Tiller Wigwam

Tiller Oregon is located in Douglas County, about an hours drive southeast of Roseburg. It’s on the South Umpqua River, and I’m pretty sure I’ve been through there — when I was significantly younger than I am now. It is definitely off the beaten path. That’s why I’m delighted that Wade Rhodes shared these photos of the Tiller Wigwam. I had no idea it was such a beautiful, well-preserved structure. For the wigwam-aficionados out there — you know who you are! — it looks like it is worth seeking out. (GPS coordinates are 42.97822, -122.86976).

Thanks Wade, for sharing!




If you know anything about the history of the Tiller wigwam, or have a personal story about it, please share in the comment below.

2 thoughts on “Tiller Wigwam

  1. I’ve been there last summer, it’s actually in an unincorporated area called Jackson Creek between Tiller and South Umpqua Falls. My family moved to Riddle, OR in 1960, which was ringed by wigwam burners, all since torn down with the advent of “particle board.”


  2. I grew up in Tiller, in fact right across the street to this wigwam burner. Back then it wasn’t being used as a burner but the structure was there and able to get up to it from the road that let to it. This place was pretty secret and hidden by the trees that used to surround it. It has only been in the last 5 to 10 years that they cut the trees down so people could enjoy the sight. My cousins and I used to go up there and play on this, we would climb the ladder to the top around the screen part. There was a walkway that went all the way around. We would yell from the inside to listen to the echo. Us kids would even sneak up there when people were up there having parties.
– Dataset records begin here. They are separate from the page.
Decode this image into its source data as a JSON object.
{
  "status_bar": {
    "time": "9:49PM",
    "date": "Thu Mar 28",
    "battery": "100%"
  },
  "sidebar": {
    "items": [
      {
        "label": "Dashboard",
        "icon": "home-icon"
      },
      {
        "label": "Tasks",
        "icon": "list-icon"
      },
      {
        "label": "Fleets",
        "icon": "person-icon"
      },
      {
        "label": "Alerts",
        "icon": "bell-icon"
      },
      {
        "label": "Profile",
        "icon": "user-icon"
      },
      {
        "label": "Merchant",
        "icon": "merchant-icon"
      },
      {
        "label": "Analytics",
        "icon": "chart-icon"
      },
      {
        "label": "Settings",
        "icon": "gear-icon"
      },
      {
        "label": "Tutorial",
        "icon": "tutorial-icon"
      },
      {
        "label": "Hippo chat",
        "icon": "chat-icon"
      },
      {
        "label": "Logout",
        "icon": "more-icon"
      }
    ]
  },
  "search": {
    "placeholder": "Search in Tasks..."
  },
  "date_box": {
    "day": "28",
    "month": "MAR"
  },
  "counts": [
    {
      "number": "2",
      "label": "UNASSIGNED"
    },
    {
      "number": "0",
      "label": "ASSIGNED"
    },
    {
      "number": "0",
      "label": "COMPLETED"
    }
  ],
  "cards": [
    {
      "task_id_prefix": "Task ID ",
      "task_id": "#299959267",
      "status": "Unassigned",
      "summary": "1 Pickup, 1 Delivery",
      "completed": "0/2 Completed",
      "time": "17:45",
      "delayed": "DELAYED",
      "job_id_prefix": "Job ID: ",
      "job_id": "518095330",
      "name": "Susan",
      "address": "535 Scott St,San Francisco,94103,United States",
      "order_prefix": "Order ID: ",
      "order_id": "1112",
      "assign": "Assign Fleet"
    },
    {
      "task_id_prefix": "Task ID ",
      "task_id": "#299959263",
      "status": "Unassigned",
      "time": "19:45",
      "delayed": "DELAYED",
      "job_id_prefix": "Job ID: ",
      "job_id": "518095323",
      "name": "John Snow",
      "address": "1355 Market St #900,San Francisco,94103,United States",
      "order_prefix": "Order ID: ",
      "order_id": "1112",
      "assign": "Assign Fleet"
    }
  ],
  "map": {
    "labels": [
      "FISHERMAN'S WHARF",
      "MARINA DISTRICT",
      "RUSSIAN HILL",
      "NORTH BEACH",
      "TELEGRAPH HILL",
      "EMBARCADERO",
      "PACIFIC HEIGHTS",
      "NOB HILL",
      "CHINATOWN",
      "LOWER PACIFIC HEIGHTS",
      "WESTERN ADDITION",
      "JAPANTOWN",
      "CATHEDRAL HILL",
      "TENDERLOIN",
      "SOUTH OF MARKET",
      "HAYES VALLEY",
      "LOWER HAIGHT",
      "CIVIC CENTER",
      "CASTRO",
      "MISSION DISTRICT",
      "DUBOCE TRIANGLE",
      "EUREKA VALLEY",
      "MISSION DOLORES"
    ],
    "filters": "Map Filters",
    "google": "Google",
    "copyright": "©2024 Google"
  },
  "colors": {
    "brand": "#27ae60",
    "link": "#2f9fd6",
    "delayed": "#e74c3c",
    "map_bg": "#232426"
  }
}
We would scratch the outside of the burner, throw rocks at the burner and take sticks to scrap along the burner to scare the crap out of people. Sometimes it would work other times people would come looking, by then us kids would already be across the street and in the bushes. I think back and wonder how us kids didn’t die. I have many years of memories playing around this place, riding our bikes up and picking up all the cans people left from parties. I sure miss those days.